“The soufflé does not wait for the guest, the guest waits for the soufflé,” the old French chefs of yore used to say. You see, serving souffles can be quite a challenge. These small yet intimidating desserts take about an hour to prepare for the average pastry chef, and they must be consumed within five to 10 minutes of leaving the oven, or the whole thing will collapse!
Souffle is a French term, which literally means “to puff up.” There are basically two components in this dish, namely, the base puree and the egg whites beaten to soft peaks. The former flavors the dish, while the beaten egg whites fluff up the mixture. There are two types of soufflé: sweet soufflé (ex. chocolate) and savory soufflé (ex. cheese).
Be very careful when baking soufflés because they are temperature-sensitive. These delicious little monsters require your full attention during preparation and serving, which is why they are always prepared a la minute. There are two key factors when making the perfect souffle—timing and folding.
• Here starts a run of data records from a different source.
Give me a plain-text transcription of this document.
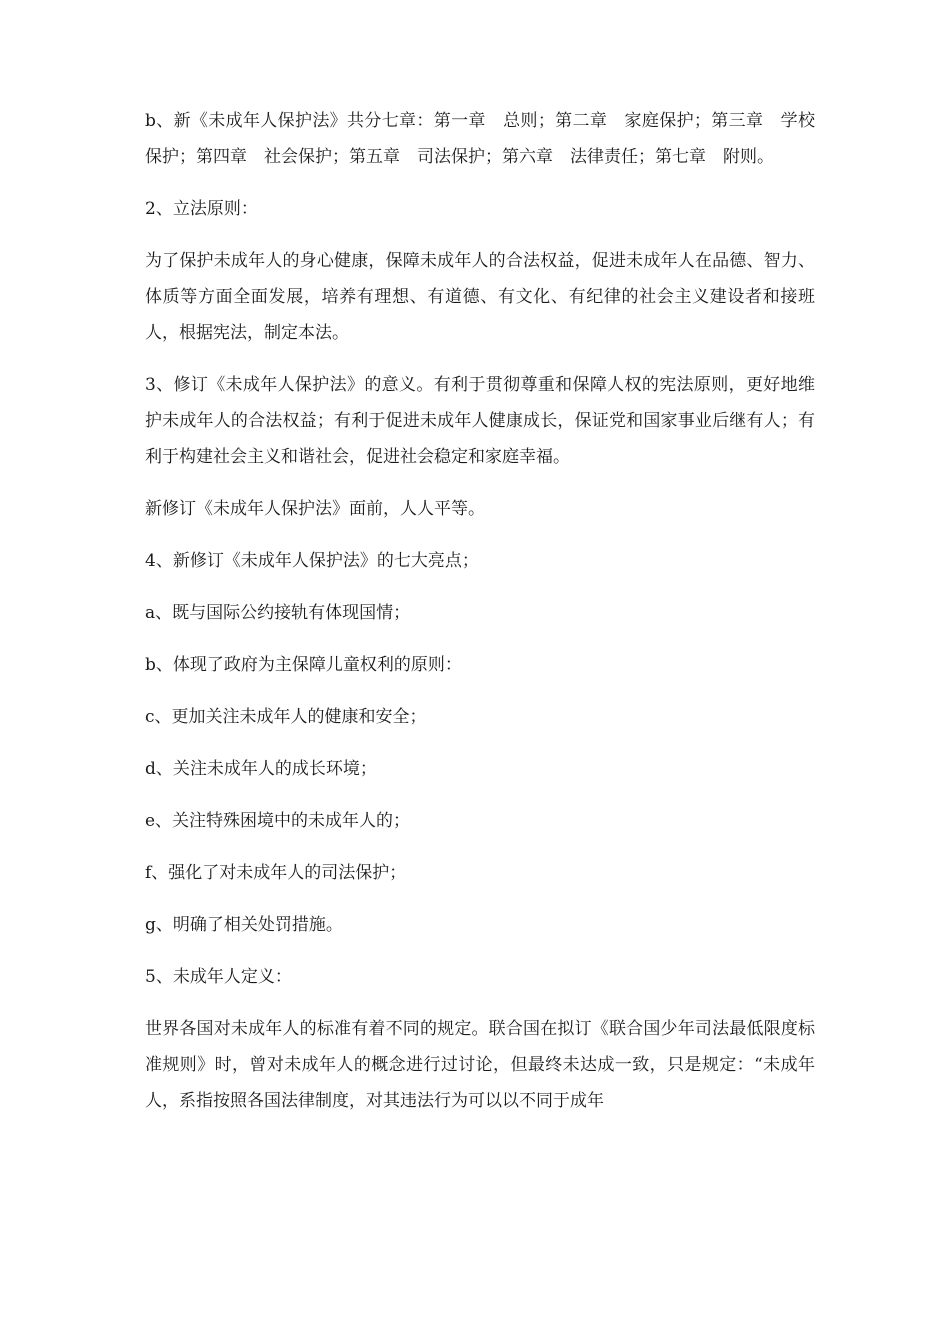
b、新《未成年人保护法》共分七章：第一章　总则；第二章　家庭保护；第三章　学校保护；第四章　社会保护；第五章　司法保护；第六章　法律责任；第七章　附则。

2、立法原则：

为了保护未成年人的身心健康，保障未成年人的合法权益，促进未成年人在品德、智力、体质等方面全面发展，培养有理想、有道德、有文化、有纪律的社会主义建设者和接班人，根据宪法，制定本法。

3、修订《未成年人保护法》的意义。有利于贯彻尊重和保障人权的宪法原则，更好地维护未成年人的合法权益；有利于促进未成年人健康成长，保证党和国家事业后继有人；有利于构建社会主义和谐社会，促进社会稳定和家庭幸福。

新修订《未成年人保护法》面前，人人平等。

4、新修订《未成年人保护法》的七大亮点；

a、既与国际公约接轨有体现国情；

b、体现了政府为主保障儿童权利的原则：

c、更加关注未成年人的健康和安全；

d、关注未成年人的成长环境；

e、关注特殊困境中的未成年人的；

f、强化了对未成年人的司法保护；

g、明确了相关处罚措施。

5、未成年人定义：

世界各国对未成年人的标准有着不同的规定。联合国在拟订《联合国少年司法最低限度标准规则》时，曾对未成年人的概念进行过讨论，但最终未达成一致，只是规定：“未成年人，系指按照各国法律制度，对其违法行为可以以不同于成年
TIMING. Your oven’s temperature must be hot enough to cook the eggs, but not too hot to burn your souffle. It must also be consistent.
FOLDING. Just like in sponge cakes, carefully folding whipped egg whites into another mixture is needed. Always remember that the beaten egg whites are always lighter. When incorporating them into a heavier mixture, you must be very careful not to over-mix them, or you will end up with a flat souffle.
Lastly, when making soufflés, focus on your main goal: to give that soufflé a light but flavorful texture.